Remember the story of Hans Brinker, the little Dutch boy who stuck his finger in the dike? He recognized that a small hole left untended could grow larger, ultimately weakening the dike and allowing the sea to come crashing through. He stayed at his post all night, suffering fear, hunger and cold, until help finally arrived. The adults then set about repairing the dike, praising young Hans for saving the countryside from flooding.
In some ways, Hans might be considered a role model for business risk mitigation. Keep an eye out for small problems and plug any holes until a stronger fix can be applied. The problem, of course, is that sooner or later you’re going to run out of fingers. Given the growing complexity of modern-day threats, there aren’t enough kids in all of the Netherlands to prevent a full-scale disaster.
In my last post, I discussed the top three business risks cited in the sixth annual Allianz Risk Barometer. Business interruption topped the list for the fifth year in a row, followed by market volatility and cybersecurity threats. Together, these risks were cited by 98 percent of survey respondents.
Obviously, there are many wide-ranging threats that fall under those three broad categories. Business interruption could stem from a wide-scale weather event, pandemic or supply chain disruption. Market volatility continues to increase in a climate of geopolitical uncertainty and constant technological change. Cybersecurity threats include ransomware attacks, digital denial of service (DDoS) attacks and data breaches, and can result in business interruption and loss of market share.
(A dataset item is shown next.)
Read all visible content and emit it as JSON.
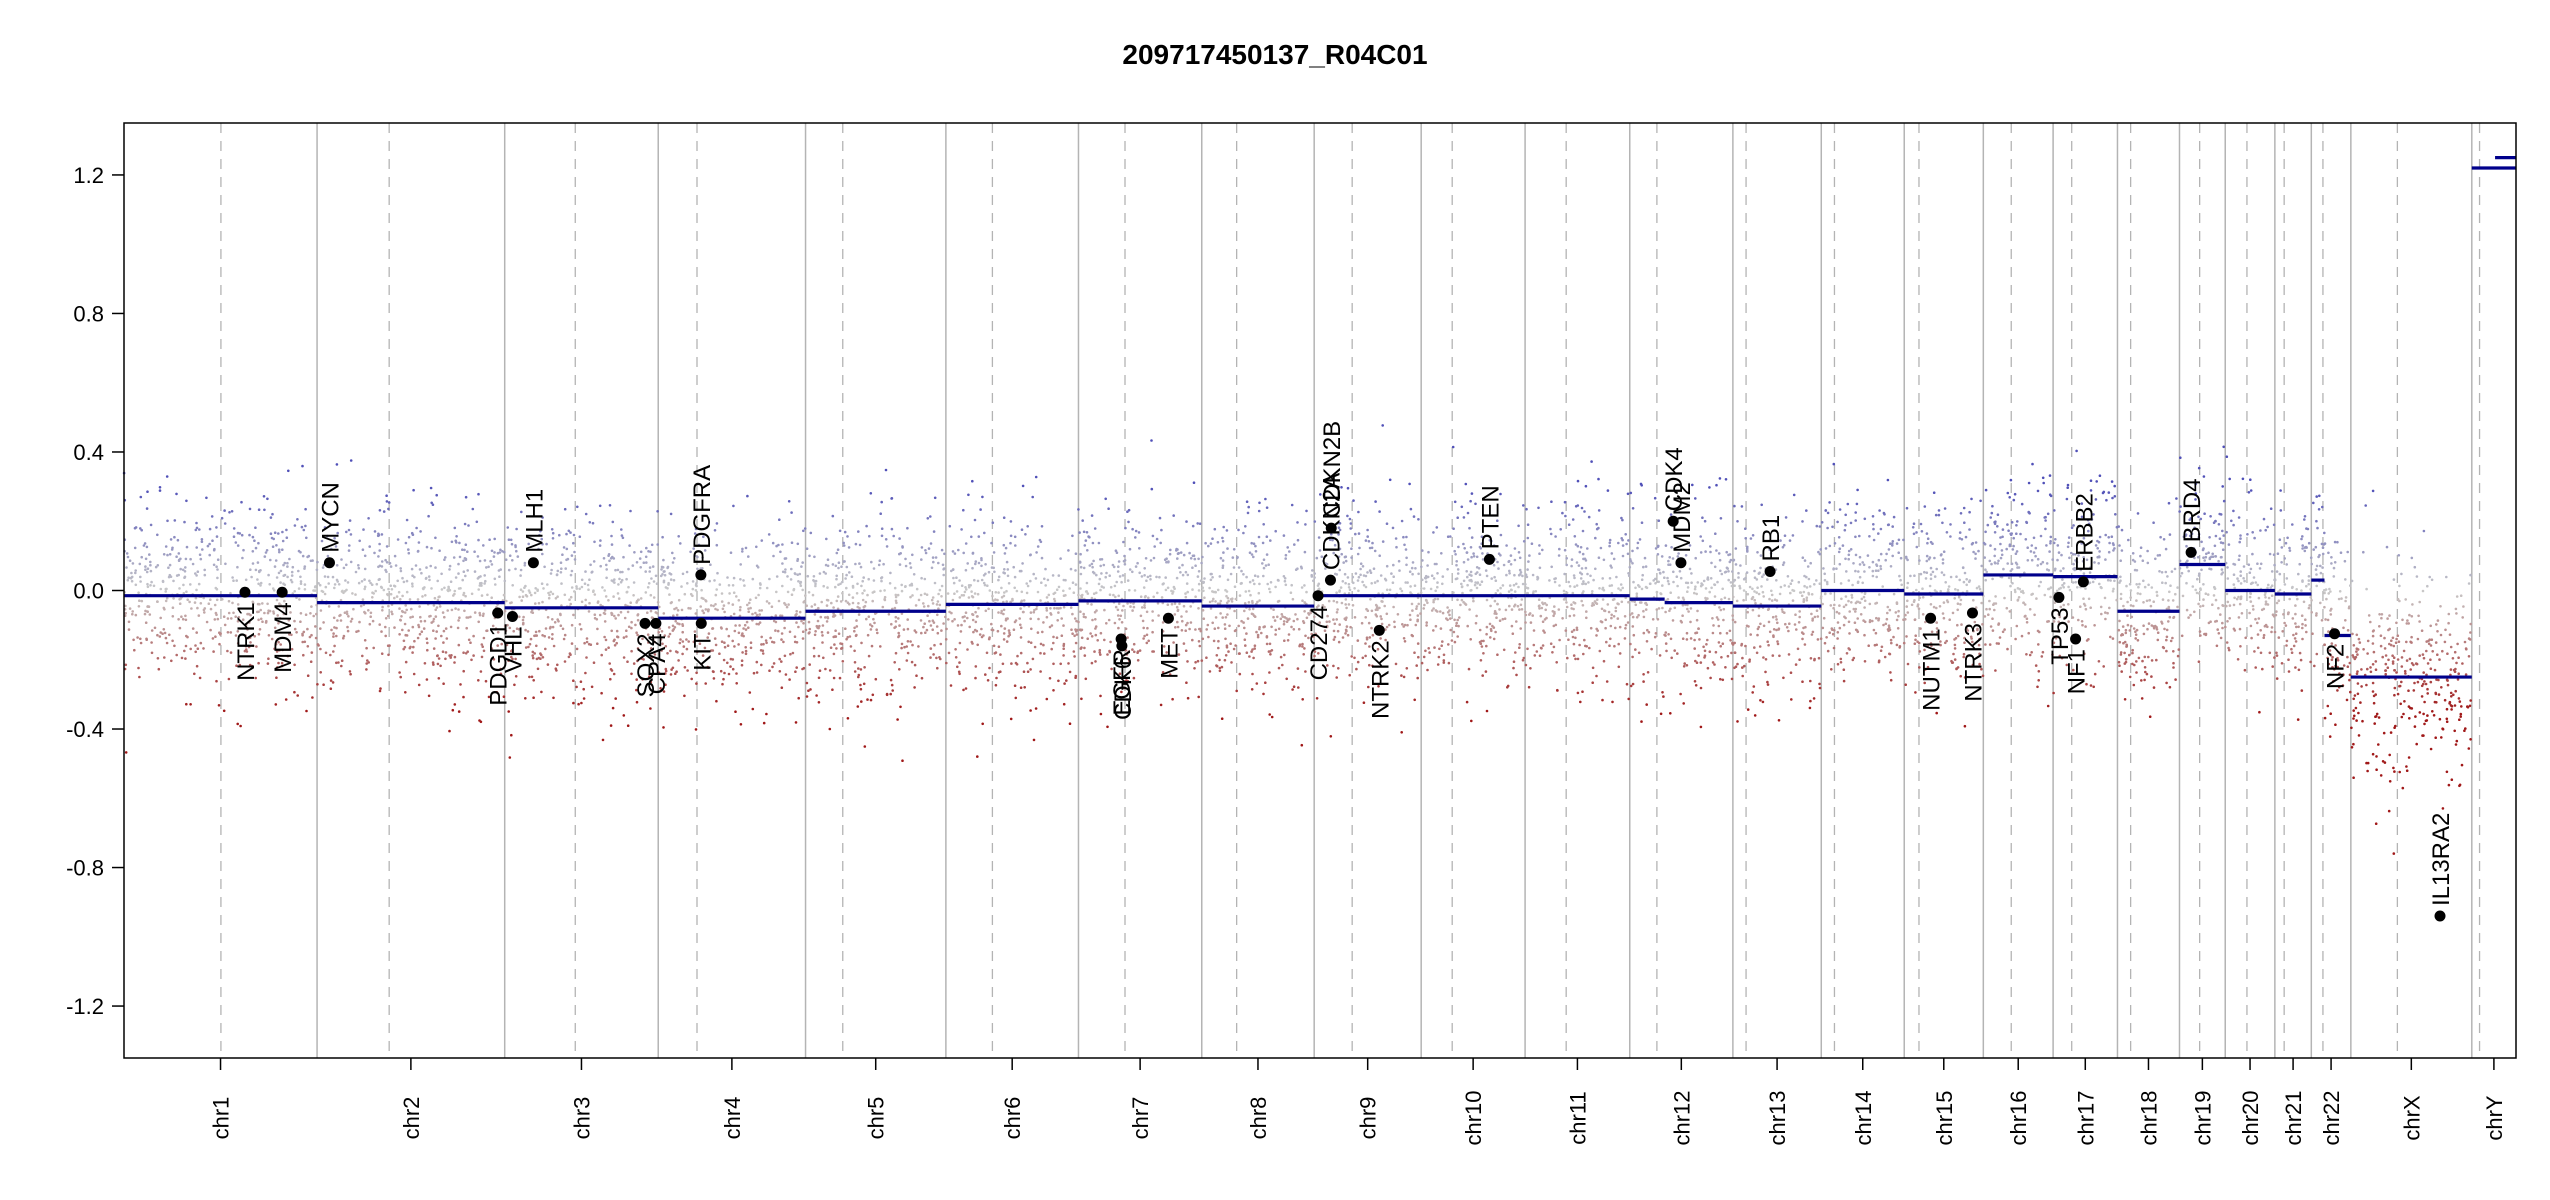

Given the scope and reach of business risks, a piecemeal approach to mitigation will not suffice. Organizations need a well-thought-out strategy for risk management that considers today’s business realities and future requirements.
The first step is to identify what most needs protection. This will vary from organization to organization just as the top threats vary. Some businesses will view their intellectual property as their most strategic asset, while others might focus on data or expertise. By identifying what’s most important, you can focus your risk management efforts.
Next, you need to determine the threats to those assets. Experts recommend hiring an outside consultant to assist in this assessment given that familiarity bias can cause organizations to overlook significant vulnerabilities. For example, are you doing enough to enforce your intellectual property rights? Are your data protection measures adequate? Are you at risk of losing key personnel?
The consultant can also help you establish policies and procedures for managing risk, as well as metrics for evaluating those practices. Risk management should be outcome-driven, not activity-driven. It should also be revisited periodically as business requirements and market conditions change.
The worst thing you can do is assume you lack the time or budget to develop a comprehensive risk management strategy. Remember, it was only through luck that Hans heard the water trickling and spotted the small hole in the dike. Without constant attention, your defenses can easily give way to a flood of business threats.